Maintaining cardiac function in patients undergoing chemo- and radiotherapy is a concern in the development of any new drug. Advancements in molecular medicine have provided numerous rational targets for therapy, but in some cases, novel treatments such as tyrosine kinase inhibitors have shown the potential to interfere with cardiac repolarization and may therefore present an unacceptable risk to patients who are undergoing cancer treatment [16]. This QT study found no clinically relevant effect of clinical single doses of veliparib (200 mg and 400 mg) on QTcF prolongation per ICH E14 guideline [13, 14]. Consistently, the exposure–response analysis indicated lack of clinically relevant QT prolongation at observed plasma concentration of veliparib with a therapeutic dose.

In this study, patients receiving single-dose veliparib achieved systemic exposure levels to the drug that were comparable with those observed in previous studies, as shown by values for dose-normalized Cmax and AUC [17]. Furthermore, the present findings show that single-dose veliparib at either the 200-mg or 400-mg dose is safe and well tolerated in patients with relapsed/refractory solid tumors.

Originally adopted in 2005 [13], the ICH E14 guidance on evaluating QT/QTc prolongation was deliberately not overly prescriptive, instead focusing on the need during drug development to conduct a “thorough QT/QTc study” [18]. With advances in both science and experience, the ICH has continued to issue updated guidance to overcome ambiguity and uncertainty in relation to the process, with its most recent update in 2015 [14]. In the development of anticancer agents to treat patients with advanced refractory cancer, deviations from the formal ICH E14 guideline have been accepted when the standard QT/QTc study is not feasible for safety or ethical reasons [19]. An alternative approach was used regarding two aspects of study design. First, the study was carried out in the absence of a positive control (such as moxifloxacin) for ethical reasons, to allow an advanced cancer population with no treatment alternative the opportunity to receive a potentially beneficial new cancer therapy without much delay. Second, the highest dose of study drug used was the veliparib 400 mg dose, which might not represent supra-therapeutic exposure. Veliparib 400 mg was chosen in this study for safety reasons, since it was determined to be the maximum tolerated dose of veliparib as single agent in the Puhalla et al. study [11]. Of note, the dose of veliparib used in the ongoing phase 2 and 3 studies when in combination with chemotherapy ranges between 40 mg and 200 mg twice daily. Other than those two aspects, this study was designed and executed with standard attributes of a thorough QT study. Furthermore, the present study represents a successful example of a QT study performed in an oncologic patient population.

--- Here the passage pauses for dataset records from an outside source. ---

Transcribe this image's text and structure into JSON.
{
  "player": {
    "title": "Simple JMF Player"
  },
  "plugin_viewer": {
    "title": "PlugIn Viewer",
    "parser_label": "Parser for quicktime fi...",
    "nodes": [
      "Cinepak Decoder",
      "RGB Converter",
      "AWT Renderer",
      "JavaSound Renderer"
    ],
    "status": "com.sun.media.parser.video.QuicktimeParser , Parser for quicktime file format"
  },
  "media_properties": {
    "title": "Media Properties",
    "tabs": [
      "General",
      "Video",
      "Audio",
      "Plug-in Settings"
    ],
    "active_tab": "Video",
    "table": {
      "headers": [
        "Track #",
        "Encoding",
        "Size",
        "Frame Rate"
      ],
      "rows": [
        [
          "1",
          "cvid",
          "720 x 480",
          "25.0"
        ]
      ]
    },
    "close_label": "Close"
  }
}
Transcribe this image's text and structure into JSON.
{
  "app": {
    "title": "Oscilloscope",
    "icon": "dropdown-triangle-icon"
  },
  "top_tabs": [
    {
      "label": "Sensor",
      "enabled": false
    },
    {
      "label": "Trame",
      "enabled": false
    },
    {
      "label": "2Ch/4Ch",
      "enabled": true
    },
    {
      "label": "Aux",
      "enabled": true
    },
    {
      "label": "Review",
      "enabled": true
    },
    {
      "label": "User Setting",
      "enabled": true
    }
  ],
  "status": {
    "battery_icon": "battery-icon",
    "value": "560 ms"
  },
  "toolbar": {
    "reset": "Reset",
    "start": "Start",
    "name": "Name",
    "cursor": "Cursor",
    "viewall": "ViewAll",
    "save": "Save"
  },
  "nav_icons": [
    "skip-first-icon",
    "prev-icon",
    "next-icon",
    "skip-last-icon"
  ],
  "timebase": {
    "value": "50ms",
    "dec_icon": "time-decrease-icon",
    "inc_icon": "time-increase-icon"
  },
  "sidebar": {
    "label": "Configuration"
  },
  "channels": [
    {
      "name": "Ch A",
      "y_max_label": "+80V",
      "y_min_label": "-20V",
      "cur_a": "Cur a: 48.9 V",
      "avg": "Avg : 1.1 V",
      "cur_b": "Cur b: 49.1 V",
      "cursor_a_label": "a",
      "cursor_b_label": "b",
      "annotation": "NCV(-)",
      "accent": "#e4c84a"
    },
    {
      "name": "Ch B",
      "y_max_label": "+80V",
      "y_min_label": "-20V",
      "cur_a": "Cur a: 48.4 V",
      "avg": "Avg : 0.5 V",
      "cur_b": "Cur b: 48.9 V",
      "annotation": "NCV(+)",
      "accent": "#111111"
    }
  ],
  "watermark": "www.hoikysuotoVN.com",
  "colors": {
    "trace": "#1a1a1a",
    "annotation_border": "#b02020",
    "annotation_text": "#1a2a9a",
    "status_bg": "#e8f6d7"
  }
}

The data presented herein support the conclusion that veliparib does not result in clinically relevant QTc prolongation in patients with advanced solid tumors. With an adequate sample size of 47 patients, the data had high precision in establishing the 95 % upper confidence bounds for mean ∆∆QTcF below the threshold of regulatory concern at all post-dose time points. Moreover, there was no safety signal relating to abnormal cardiac repolarization based on the observed AEs, and the drug exposure levels achieved were consistent with previous reports of veliparib in patients with solid tumors.